Kadroya geçirilenler de mağdur. Kendisinin de onlar arasında olduğunu belirten işçi bu kesimdeki mağduriyeti ise şöyle aktarıyor:
“Kadroya geçirilenler ise geriye dönük bütün haklarından vazgeçmek zorunda kaldılar. Örneğin on yıllık taşeron işçisi on yıllık kıdem tazminatından vazgeçmek zorunda kaldı. Hastaneye açılan haklı davalarını geri çekmek zorunda kaldılar (İş tanımlarında olmayan işleri yaptıkları için dava açmışlardı) Bu davaları geri çekmek zorunda kaldıkları için avukatlara her işçi 900 lira vermek zorunda kaldı. Bu işçilerin iş yükü arttı çünkü çıkarılan işçiler geri alınmadı, onların yerine kimse işe alınmadı, işçi sayısı azaldı. Özlük haklarında kötüye giden durumlar oldu (İzin kullanamama gibi çünkü yeterli işçi yok).
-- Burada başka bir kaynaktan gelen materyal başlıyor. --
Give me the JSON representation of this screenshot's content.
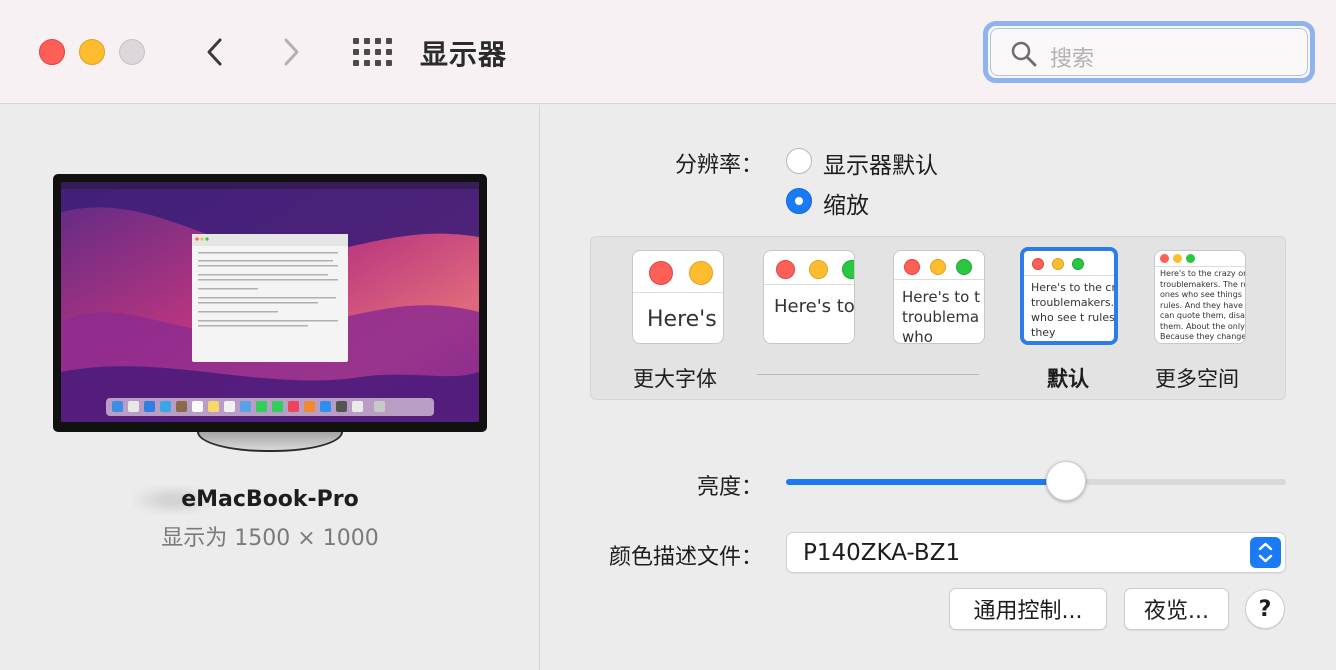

Temizliğin aksamasıyla enfeksiyon riski arttı. Kadroya geçişle özlük haklarında herhangi bir iyileşme söz konusu olmadı. Vaat edildiği gibi primlerin yüksekten yatması ve bunun emekliliğe yansıması gibi bir şey olmadı. Bu saydığım durumlar sadece Okmeydanı eğitim araştırma hastanesinde değil bütün ülkedeki işçiler için söz konusudur.”